Part one of a two-part series:
Allscripts-Misys Healthcare Solutions, Chicago, a developer of electronic health records systems for ambulatory-care physicians, will borrow most of the $577 million or more needed to extricate itself from the majority control of British IT developer Misys and then swap $1.3 billion in stock to buy all of Atlanta-based hospital and physician electronic health-record system developer Eclipsys.
For Allscripts, “It's a great deal,” said Vinson Hudson, founder of Jewson Enterprises, Austin, Texas, a healthcare IT consultancy specializing in systems for physician offices. “I think for Allscripts, they want to be the largest and they want to remove McKesson as being the largest, in terms of revenue from the physician end.”
Several other industry observers, however, see the deal in less certain terms.
One of them is physician William Bria, chairman of the Association of Medical Directors of Information Systems, a professional association of physicians in applied medical informatics. With the advent of the federal government's multibillion-dollar health IT subsidy program, the pressure has increased on hospital system vendors to have an integrated product offering for use in the hospital inpatient environment and in ambulatory care, Bria said.
Many healthcare IT companies have built their two-way systems as Allscripts is attempting to do, through acquisition, he noted, but that's no guarantee this latest attempt will succeed.
“The devil in the details is whether they will spend the time, money and creativity to craft the full integration of their products,” Bria said.
Todd Cozzens, CEO and vice chairman of Picis, a Wakefield, Mass.-based developer of hospital IT systems for emergency rooms, intensive-care units and surgical facilities, agrees.
“If you were new to this industry, you'd say it probably makes sense in that the more-dominant players have already done this,” Cozzens said. “On the other hand, this is healthcare, and it's complex. Execution is everything.”
He added: “We don't see a big impact on our business, because if anything, they'll be tied up with their internal issues and selling to their internal customers.”

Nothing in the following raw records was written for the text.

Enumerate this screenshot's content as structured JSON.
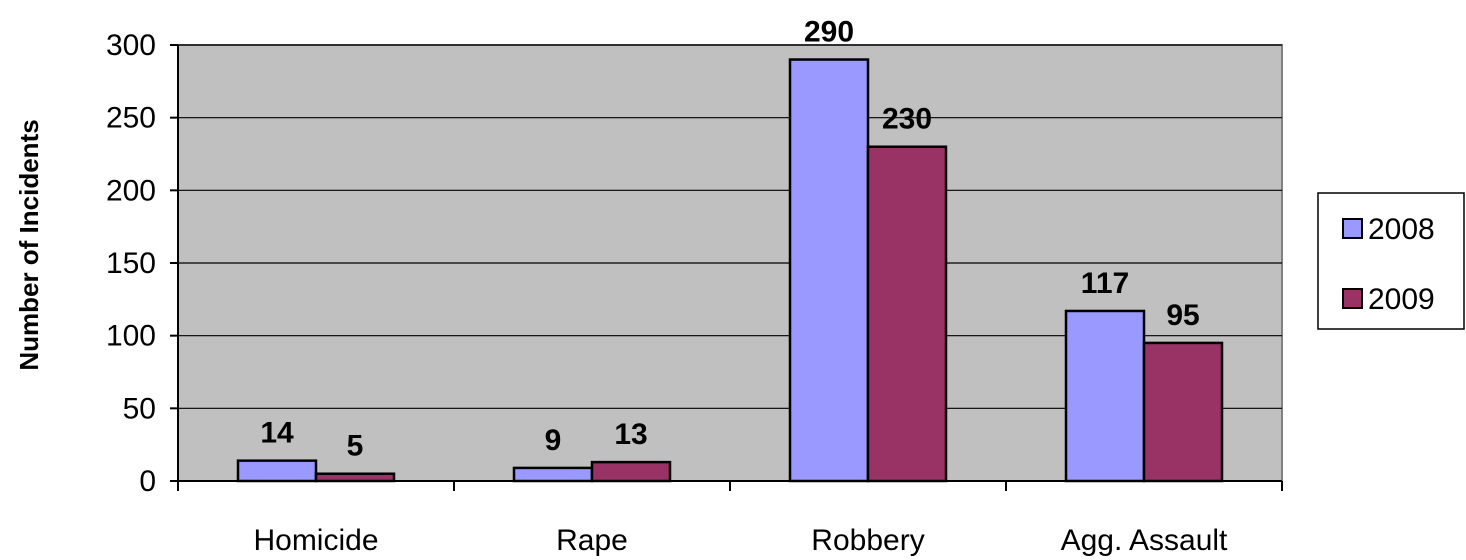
{
  "chart_data": {
    "type": "bar",
    "title": "",
    "xlabel": "",
    "ylabel": "Number of Incidents",
    "categories": [
      "Homicide",
      "Rape",
      "Robbery",
      "Agg. Assault"
    ],
    "series": [
      {
        "name": "2008",
        "values": [
          14,
          9,
          290,
          117
        ],
        "color": "#9999FF"
      },
      {
        "name": "2009",
        "values": [
          5,
          13,
          230,
          95
        ],
        "color": "#993366"
      }
    ],
    "ylim": [
      0,
      300
    ],
    "yticks": [
      0,
      50,
      100,
      150,
      200,
      250,
      300
    ],
    "grid": true,
    "plot_background": "#C0C0C0",
    "legend_position": "right"
  }
}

One such internal customer is Alan Snell, chief medical informatics officer for the Indianapolis-based St. Vincent Health system. Snell sees great potential benefit from the merger for his organization, which uses the Eclipsys Sunrise Clinical Manager software platform for its inpatient clinical IT system and Allscripts' top-of-the-line Enterprise EHR for its 250-physician provider network.
“They really don't talk to each other right now,” Snell said, referring to the lack of interoperability between the two EHR systems. “We've looked at ways of being able to present data between the two, but hopefully” the merger will accelerate some of that activity, he said.
Snell said the hospital had been looking at Eclipsys' software integration platform, Helios—launched earlier this year—as a possible solution. “That would be a nice way to do it,” he said. Still, he acknowledged, the inpatient-ambulatory interoperability problem won't be resolved overnight.
Initially, Wall Street gave the June 9 announcement a chilly reception. The price of Allscripts shares dropped that day to $16.64, down $1.78, or 9.7%, from the previous close. The following day, though, the stock closed at $17.21, up $0.57, or roughly 3%.
Allscripts joined with Misys in October 2008 when Misys unit Misys Healthcare Systems, Raleigh, N.C., paid $330 million for a controlling interest in Allscripts. Allscripts, which had about 146.2 million shares of common stock outstanding at the time last week's deal was announced, will buy back from parent company Misys about 24.4 million shares at $18.82 a share ($460 million in total) and pay Misys a premium of $117.4 million for majority control, for a total cost of $557.4 million, according to a company statement last week.
Allscripts will also help Misys market an additional 36 million of its shares of Allscripts stock.
Finally, Allscripts will give Misys an option to require the newly formed Allscripts to buy back 5.3 million more of its shares at $18.82 a share for $100 million, leaving Misys with either an 8% or a 10% interest in the newly merged Allscripts, according to company statements.
So where is Allscripts getting the money for the deal?
“Some of it will be cash on hand and a chunk of it will be debt,” Allscripts CEO Glen Tullman said. “About $490 million will be debt, but it could be $100 million higher than that” depending on whether Misys exercises its option.
With the combined cash flow of the two companies, “We can pay that debt back in just under 2½ years,” Tullman said. “Allscripts had $46 million in free cash flow in last quarter.”
Allscripts has secured a total of $720 million in loan commitments for the transaction from JPMorgan Chase & Co., Barclays Capital and UBS, according to its public statement.
Meanwhile, on buying Eclipsys in an all-stock swap, Allscripts will trade Eclipsys shareholders 1.2 shares of Allscripts stock for each share of Eclipsys stock, a 19% premium based on the closing prices of their respective stock on June 8, a deal valued at $1.3 billion, according to a company statement.